On Tue, Mar 10, 2020 at 7:48 PM Michal Hocko <mhocko@xxxxxxxxxx> wrote:
> On Tue 10-03-20 19:08:28, Jann Horn wrote:
> > Hi!
> >
> > >From looking at the source code, it looks to me as if using
> > MADV_PAGEOUT on a CoW anonymous mapping will page out the page if
> > possible, even if other processes still have the same page mapped. Is
> > that correct?
> >
> > If so, that's probably bad in environments where many processes (with
> > different privileges) are forked from a single zygote process (like
> > Android and Chrome), I think? If you accidentally call it on a CoW
> > anonymous mapping with shared pages, you'll degrade the performance of
> > other processes.
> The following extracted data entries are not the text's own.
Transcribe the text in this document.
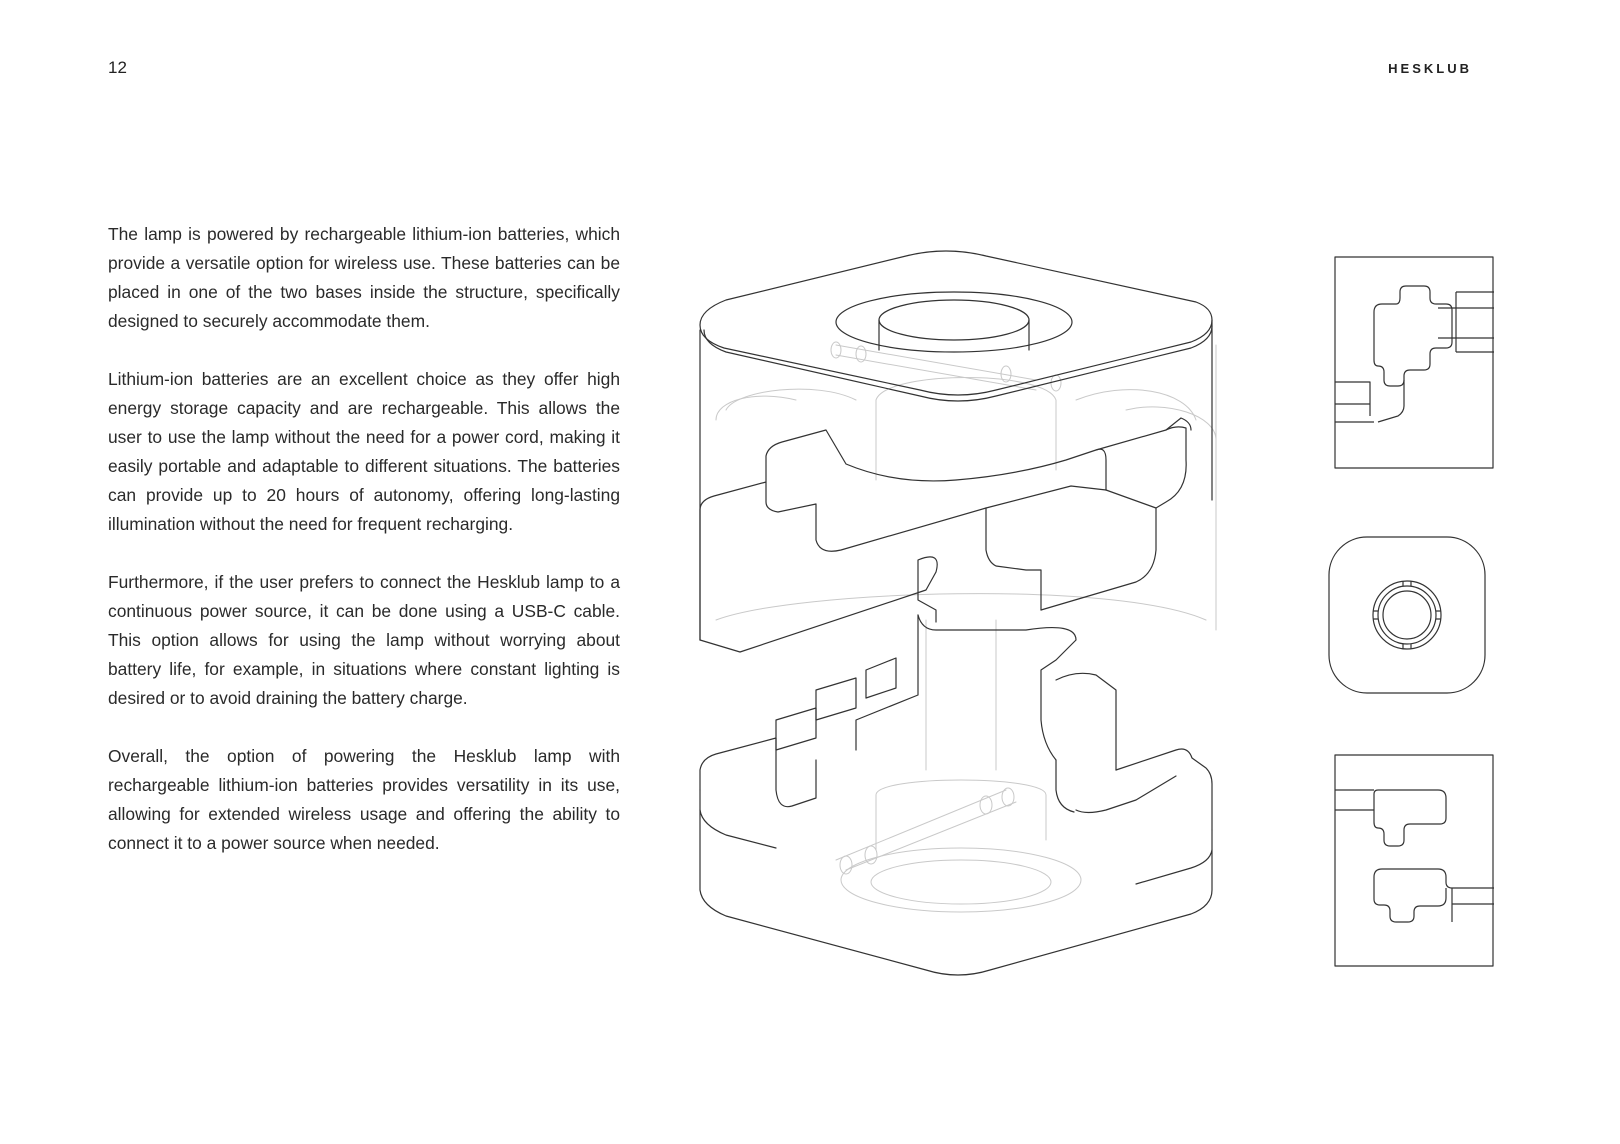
12	HESKLUB

The lamp is powered by rechargeable lithium-ion batteries, which provide a versatile option for wireless use. These batteries can be placed in one of the two bases inside the structure, specifically designed to securely accommodate them.

Lithium-ion batteries are an excellent choice as they offer high energy storage capacity and are rechargeable. This allows the user to use the lamp without the need for a power cord, making it easily portable and adaptable to different situations. The batteries can provide up to 20 hours of autonomy, offering long-lasting illumination without the need for frequent recharging.

Furthermore, if the user prefers to connect the Hesklub lamp to a continuous power source, it can be done using a USB-C cable. This option allows for using the lamp without worrying about battery life, for example, in situations where constant lighting is desired or to avoid draining the battery charge.

Overall, the option of powering the Hesklub lamp with rechargeable lithium-ion batteries provides versatility in its use, allowing for extended wireless usage and offering the ability to connect it to a power source when needed.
And if an attacker does it intentionally, they could
> > use that to aid with exploiting race conditions or weird
> > microarchitectural stuff (e.g. the new https://lviattack.eu/lvi.pdf
> > talks about "the assumption that attackers can provoke page faults or
> > microcode assists for (arbitrary) load operations in the victim
> > domain").
> >
> > Should madvise_cold_or_pageout_pte_range() maybe refuse to operate on
> > pages with mapcount>1, or something like that? Or does it already do
> > that, and I just missed the check?
>
> I have brought up side channel attacks earlier [1] but only in the
> context of shared page cache pages. I didn't really consider shared
> anonymous pages to be a real problem. I was under impression that CoW
> pages shouldn't be a real problem because any security sensible
> applications shouldn't allow untrusted code to be forked and CoW
> anything really important. I believe we have made this assumption
> in other places - IIRC on gup with FOLL_FORCE but I admit I have
> very happily forgot most details.

Android has a "zygote" process that starts up the whole Java
environment with a bunch of libraries before entering into a loop that
fork()s off a child every time the user wants to launch an app. So all
the apps, and even browser renderer processes, on the device share
many CoW VMAs. See
<https://developer.android.com/topic/performance/memory-overview#SharingRAM>.

I think Chrome on Linux desktop systems also forks off renderers from
a common zygote process after initializing libraries and so on. See
<https://chromium.googlesource.com/chromium/src.git/+/master/docs/linux/zygote.md>.
(But they use a relatively strict seccomp sandbox that e.g. doesn't
permit MADV_PAGEOUT.)